UV LEDs only started showing up in fixtures when the semi conductor industry figured out how to make them reliable and cheap.. The primary market for these things is DJ lights ...not reef lights. I have a bunch of 50watt 395nm chips. They have no business on my reef tank.
The Spectrum of the sun is pretty well known and doesn't have to tested. The spectral absorption of chlorophyll is also well known. The spectral band for Clorophyll photon absorption is also pretty wide. Zooanthalae algae in corals can pretty much thrive when being hit with photons from 420nm to Windex. Higher energy , higher frequency photons with shorter wavelengths dont translate into a higher conversion efficiency for chlorophyll. As long as its blue light of any flavor it works for Zooanthalae.

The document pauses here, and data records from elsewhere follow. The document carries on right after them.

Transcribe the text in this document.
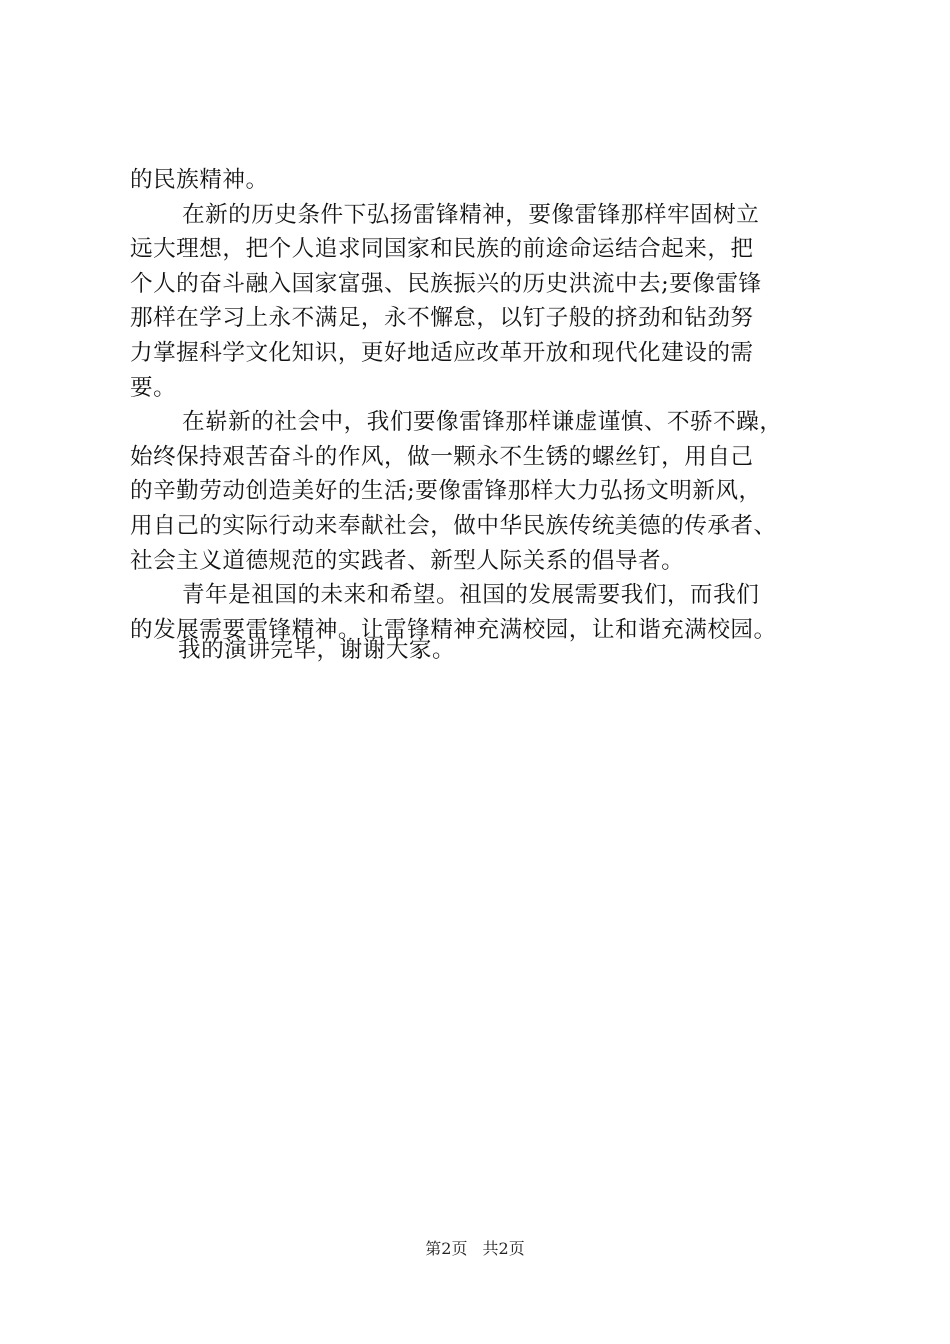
的民族精神。
在新的历史条件下弘扬雷锋精神，要像雷锋那样牢固树立
远大理想，把个人追求同国家和民族的前途命运结合起来，把
个人的奋斗融入国家富强、民族振兴的历史洪流中去;要像雷锋
那样在学习上永不满足，永不懈怠，以钉子般的挤劲和钻劲努
力掌握科学文化知识，更好地适应改革开放和现代化建设的需
要。
在崭新的社会中，我们要像雷锋那样谦虚谨慎、不骄不躁，
始终保持艰苦奋斗的作风，做一颗永不生锈的螺丝钉，用自己
的辛勤劳动创造美好的生活;要像雷锋那样大力弘扬文明新风，
用自己的实际行动来奉献社会，做中华民族传统美德的传承者、
社会主义道德规范的实践者、新型人际关系的倡导者。
青年是祖国的未来和希望。祖国的发展需要我们，而我们
的发展需要雷锋精神。让雷锋精神充满校园，让和谐充满校园。
我的演讲完毕，谢谢大家。
第2页 共2页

Reef Halides lack violet and UVA - no problem growing coral.
Reproducing the spectrum of the sun, providing you could actually do so which is unlikely in 3m of water won't grow corals better. Zooanthalae will just absorb the same blue photons as they normally do and ignore the rest.
Put a plasma sulfur above your tank if you want to truly mimmick solar spectrum. It won't grow corals better than a black box at the same PAR.